Your accountant might care about the facts. You, the marketer, need to care about the conversations and the memories.

Shubh Diwali and digital lights

Diwali is a national holiday in many countries around the world. It is a celebration of light and family.

The digital connections we're now making are a different sort of a light and create a different sort of family. Knowing who is out there, what they need and what they can offer inevitably makes the world smaller, safer and more productive.

On a commercial level, when you know who your customers are, you can stop propositioning strangers and get down to the serious work of satisfying the needs and wants of those you know. A light goes on and you are no longer stumbling in the dark.

The digital light also transforms medicine. Alert readers have heard about the push to swab, to light up the truth of your DNA by swabbing your cheek and registering for a database. Painless and fast. Not merely on behalf of one person, but for everyone.

Bone marrow transplants are misnamed–they should be called bone marrow transfusions, because most of the time, that's exactly what they are. No organs, no surgery, little discomfort. The most difficult part is registering, the shedding of light, sharing information about yourself.

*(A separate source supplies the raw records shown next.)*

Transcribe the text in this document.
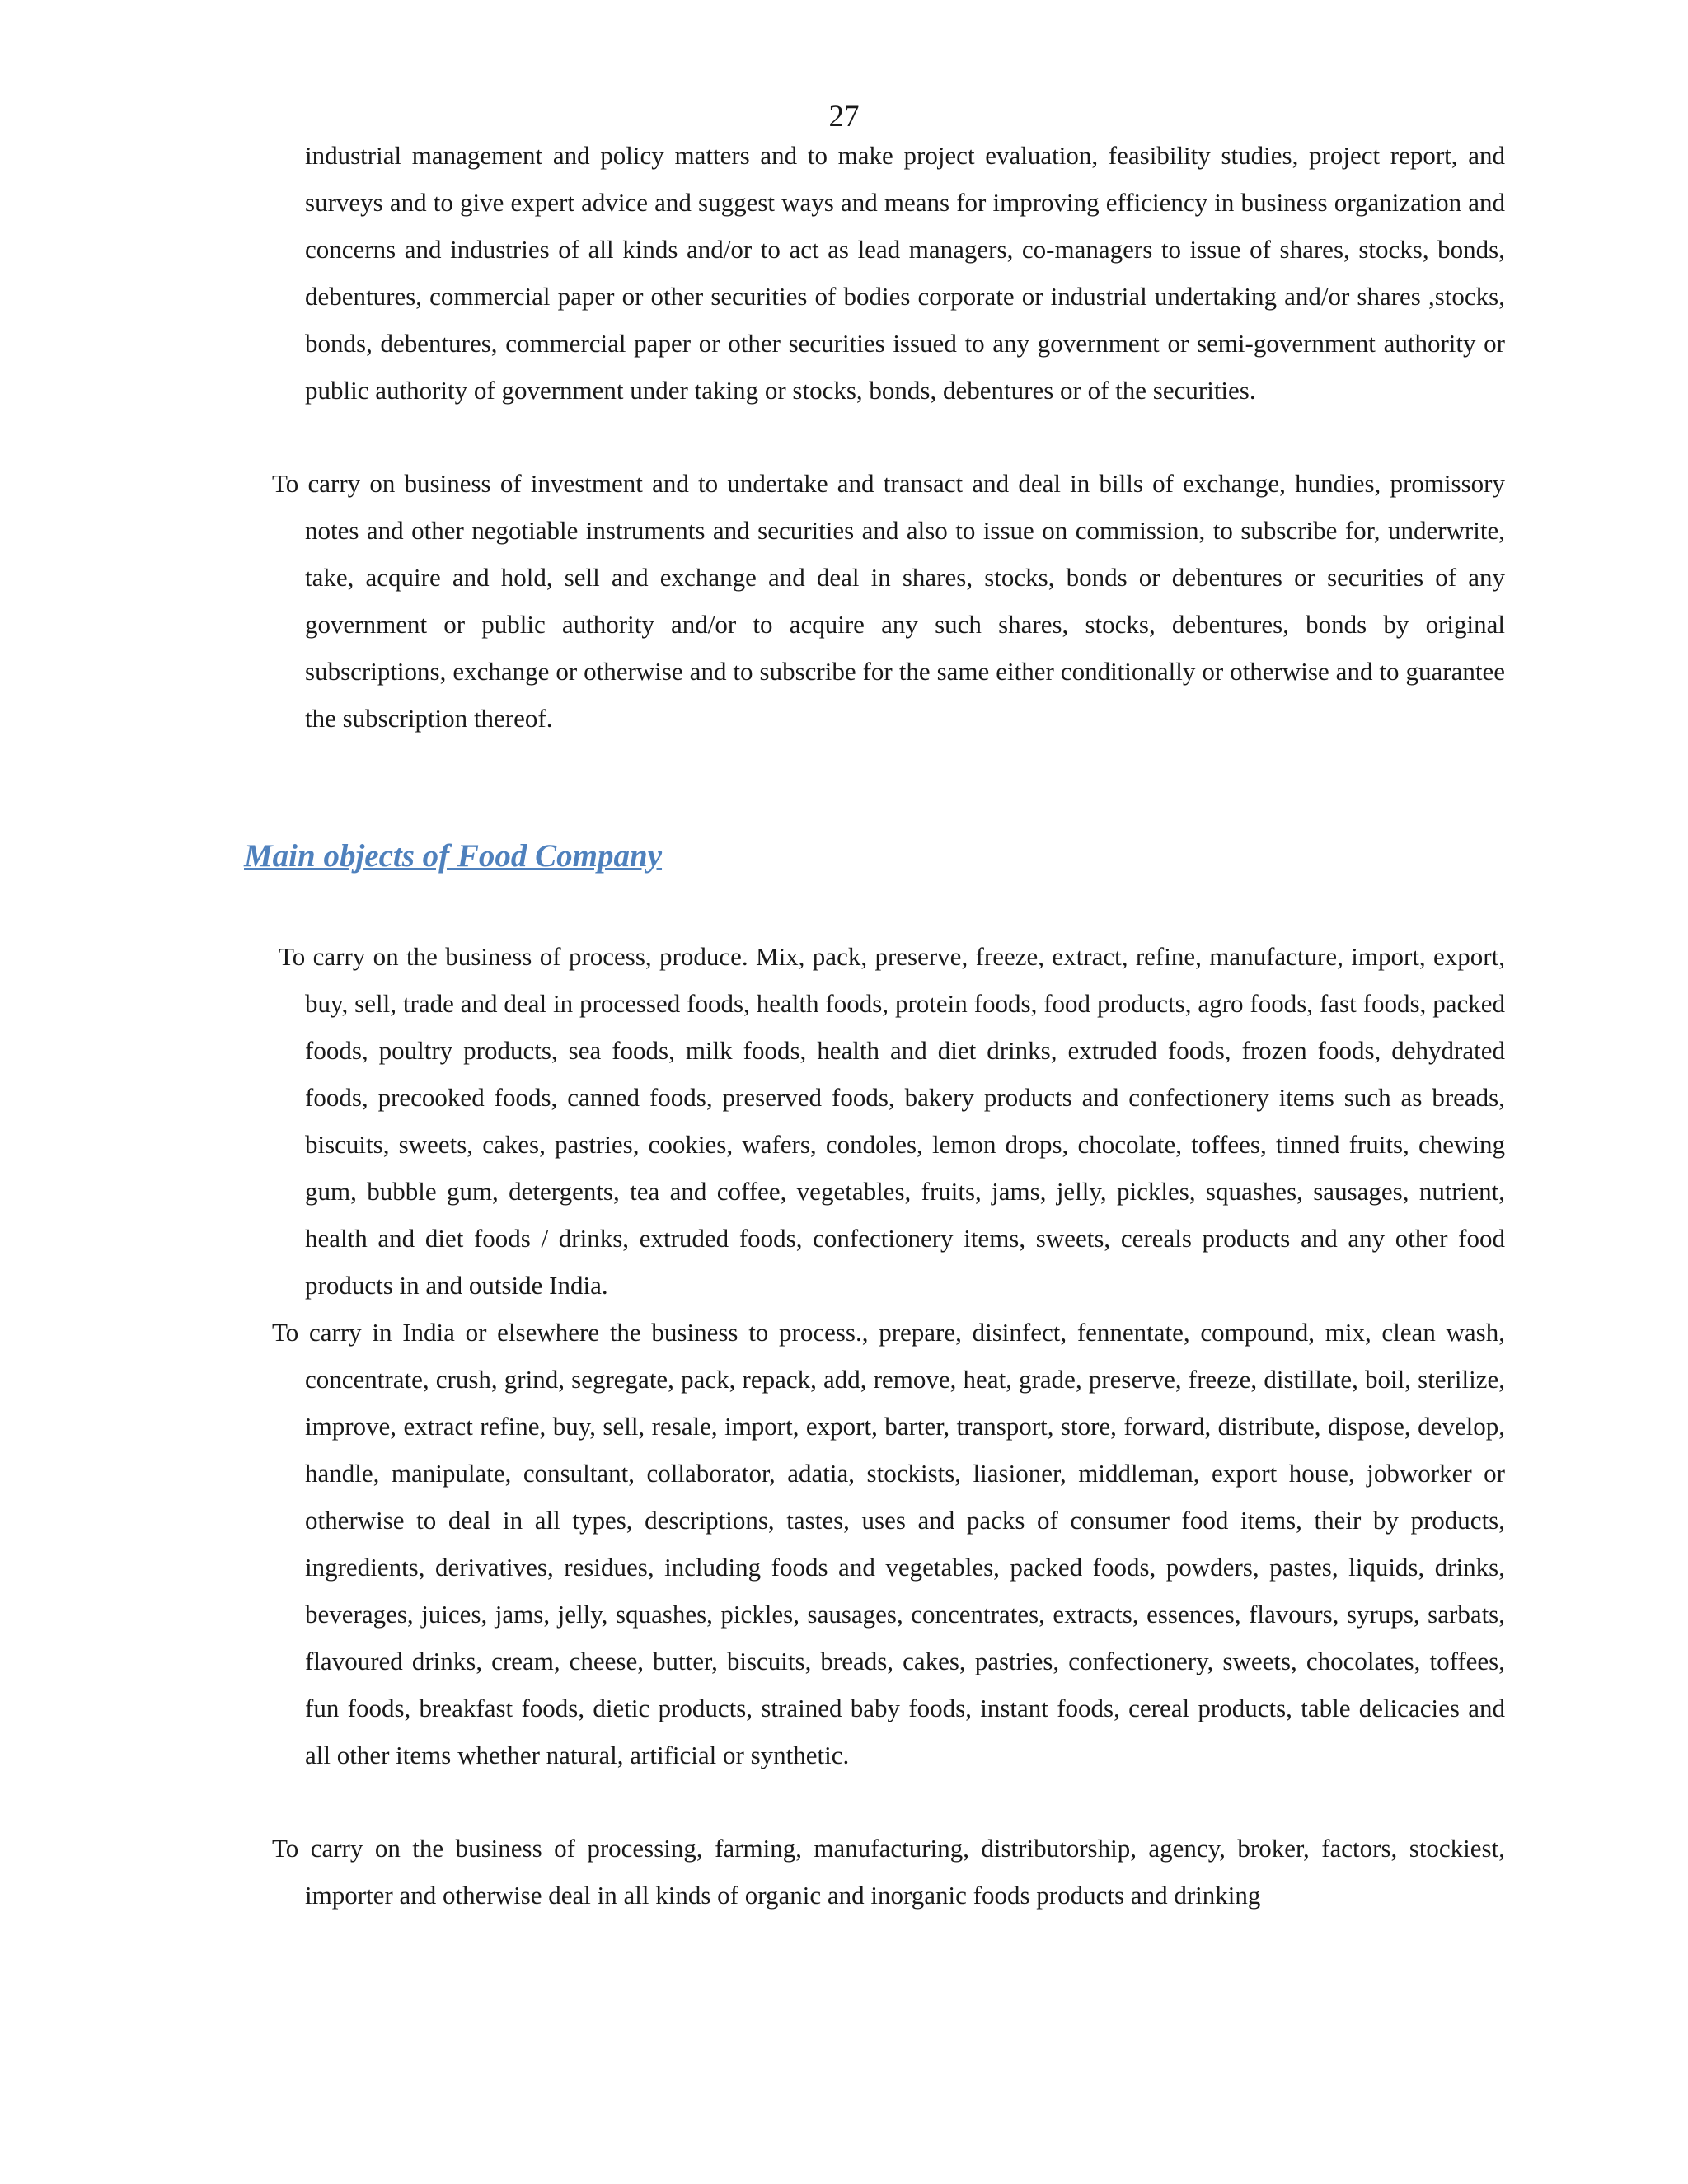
27

industrial management and policy matters and to make project evaluation, feasibility studies, project report, and surveys and to give expert advice and suggest ways and means for improving efficiency in business organization and concerns and industries of all kinds and/or to act as lead managers, co-managers to issue of shares, stocks, bonds, debentures, commercial paper or other securities of bodies corporate or industrial undertaking and/or shares ,stocks, bonds, debentures, commercial paper or other securities issued to any government or semi-government authority or public authority of government under taking or stocks, bonds, debentures or of the securities.

To carry on business of investment and to undertake and transact and deal in bills of exchange, hundies, promissory notes and other negotiable instruments and securities and also to issue on commission, to subscribe for, underwrite, take, acquire and hold, sell and exchange and deal in shares, stocks, bonds or debentures or securities of any government or public authority and/or to acquire any such shares, stocks, debentures, bonds by original subscriptions, exchange or otherwise and to subscribe for the same either conditionally or otherwise and to guarantee the subscription thereof.

Main objects of Food Company

To carry on the business of process, produce. Mix, pack, preserve, freeze, extract, refine, manufacture, import, export, buy, sell, trade and deal in processed foods, health foods, protein foods, food products, agro foods, fast foods, packed foods, poultry products, sea foods, milk foods, health and diet drinks, extruded foods, frozen foods, dehydrated foods, precooked foods, canned foods, preserved foods, bakery products and confectionery items such as breads, biscuits, sweets, cakes, pastries, cookies, wafers, condoles, lemon drops, chocolate, toffees, tinned fruits, chewing gum, bubble gum, detergents, tea and coffee, vegetables, fruits, jams, jelly, pickles, squashes, sausages, nutrient, health and diet foods / drinks, extruded foods, confectionery items, sweets, cereals products and any other food products in and outside India.

To carry in India or elsewhere the business to process., prepare, disinfect, fennentate, compound, mix, clean wash, concentrate, crush, grind, segregate, pack, repack, add, remove, heat, grade, preserve, freeze, distillate, boil, sterilize, improve, extract refine, buy, sell, resale, import, export, barter, transport, store, forward, distribute, dispose, develop, handle, manipulate, consultant, collaborator, adatia, stockists, liasioner, middleman, export house, jobworker or otherwise to deal in all types, descriptions, tastes, uses and packs of consumer food items, their by products, ingredients, derivatives, residues, including foods and vegetables, packed foods, powders, pastes, liquids, drinks, beverages, juices, jams, jelly, squashes, pickles, sausages, concentrates, extracts, essences, flavours, syrups, sarbats, flavoured drinks, cream, cheese, butter, biscuits, breads, cakes, pastries, confectionery, sweets, chocolates, toffees, fun foods, breakfast foods, dietic products, strained baby foods, instant foods, cereal products, table delicacies and all other items whether natural, artificial or synthetic.

To carry on the business of processing, farming, manufacturing, distributorship, agency, broker, factors, stockiest, importer and otherwise deal in all kinds of organic and inorganic foods products and drinking
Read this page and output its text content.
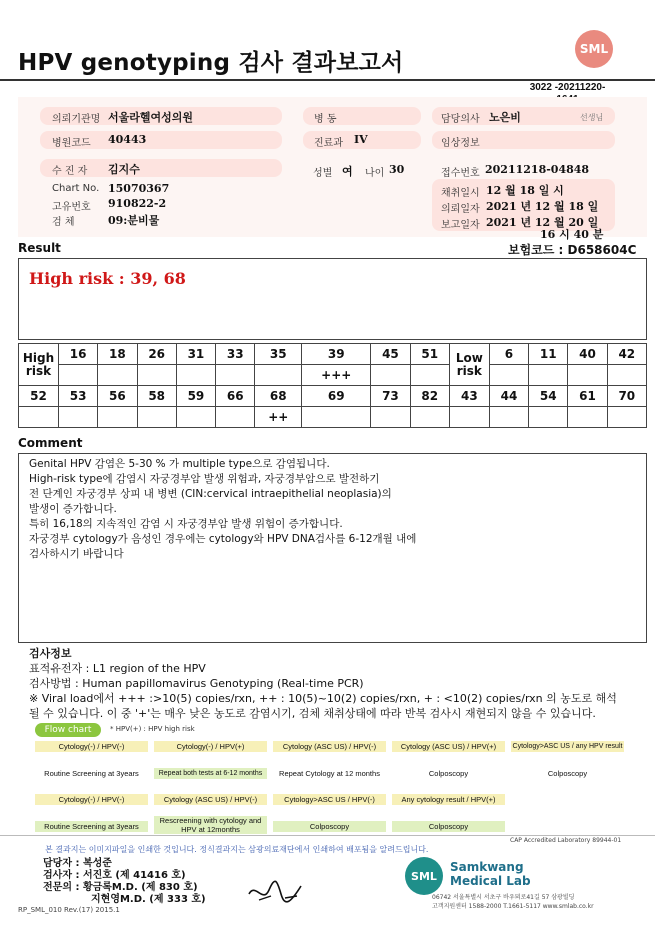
HPV genotyping 검사 결과보고서
SML
3022 -20211220-
의뢰기관명 서울라헬여성의원	병 동	담당의사 노은비	선생님
병원코드 40443	진료과 IV	임상정보
수 진 자 김지수	성별 여 나이 30	접수번호 20211218-04848
Chart No. 15070367
고유번호 910822-2
검 체	09:분비물
채취일시 12 월 18 일 시
의뢰일자 2021 년 12 월 18 일
보고일자 2021 년 12 월 20 일
16 시 40 분
Result	보험코드 : D658604C
High risk : 39, 68
High risk	16	18	26	31	33	35	39	45	51	Low risk	6	11	40	42
							+++							
52	53	56	58	59	66	68	69	73	82	43	44	54	61	70
						++								
Comment
Genital HPV 감염은 5-30 % 가 multiple type으로 감염됩니다.
High-risk type에 감염시 자궁경부암 발생 위험과, 자궁경부암으로 발전하기
전 단계인 자궁경부 상피 내 병변 (CIN:cervical intraepithelial neoplasia)의
발생이 증가합니다.
특히 16,18의 지속적인 감염 시 자궁경부암 발생 위험이 증가합니다.
자궁경부 cytology가 음성인 경우에는 cytology와 HPV DNA검사를 6-12개월 내에
검사하시기 바랍니다
검사정보
표적유전자 : L1 region of the HPV
검사방법 : Human papillomavirus Genotyping (Real-time PCR)
※ Viral load에서 +++ :>10(5) copies/rxn, ++ : 10(5)~10(2) copies/rxn, + : <10(2) copies/rxn 의 농도로 해석
될 수 있습니다. 이 중 '+'는 매우 낮은 농도로 감염시기, 검체 채취상태에 따라 반복 검사시 재현되지 않을 수 있습니다.
Flow chart	* HPV(+) : HPV high risk
Cytology(-) / HPV(-)	Cytology(-) / HPV(+)	Cytology (ASC US) / HPV(-)	Cytology (ASC US) / HPV(+)	Cytology>ASC US / any HPV result
Routine Screening at 3years	Repeat both tests at 6-12 months	Repeat Cytology at 12 months	Colposcopy	Colposcopy
Cytology(-) / HPV(-)	Cytology (ASC US) / HPV(-)	Cytology>ASC US / HPV(-)	Any cytology result / HPV(+)
Routine Screening at 3years
Rescreening with cytology and HPV at 12months	Colposcopy	Colposcopy
CAP Accredited Laboratory 89944-01
본 결과지는 이미지파일을 인쇄한 것입니다. 정식결과지는 삼광의료재단에서 인쇄하여 배포됨을 알려드립니다.
담당자 : 복성준
검사자 : 서진호 (제 41416 호)
전문의 : 황금록M.D. (제 830 호)
지현영M.D. (제 333 호)
SML
Samkwang
Medical Lab
06742 서울특별시 서초구 바우뫼로41길 57 삼광빌딩
고객지원센터 1588-2000 T.1661-5117 www.smlab.co.kr
RP_SML_010 Rev.(17) 2015.1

It's hard for me to remember how disconnected the world was 25 years ago when I started out on my own. It really was a dark ages–information, people, relationships–finding just about anything was most of the work. The world is lighting up, and just in time.

Happy Diwali.

Buying earned media

The term has been around since 1988, but it's not truly understood by many.

You can't buy earned media.

It doesn't arrive on schedule.

Earned media isn't free media, because the amount of time and energy and risk you have to expend to get it is hardly free.

It's like all the other things we earn. It is worth more precisely because you cannot simply command it to comply.

[An aside: throughout the history of advertising, ad agencies have rarely, if ever, bought ads for themselves. Worth noting that firms that would seek to help you generate earned media are much better at taking their own advice.]

Form and function

When the form changes, so does the underlying business model, which of course changes the function as well.

Mail —> email

Books —> ebooks

DVD —> YouTube/Netflix

1040 —> Online taxes

Visa —> Paypal

Open outcry —> Electronic trading

Voice call centers —> forums and online chat

Direct mail —> permission marketing

In each case, the original players in the legacy industry decided that the new form could be bolted onto their existing business model. And in each case they were wrong. Speed and marginal cost and ubiquity and a dozen other elements of digitalness changed the interaction itself, and so the function changes too.

The question that gets asked about technology, the one that is almost always precisely the wrong question is, "How does this advance help our business?"

The correct question is, "how does this advance undermine our business model and require us/enable us to build a new one?"

There are projects that are possible with ebooks or Kickstarter or email that could never have worked in an analog universe. Most of the money made in the stock market today is via trading approaches that didn't even exist thirty years ago.

When a change in form comes to your industry, the first thing to discover is how it will change the function.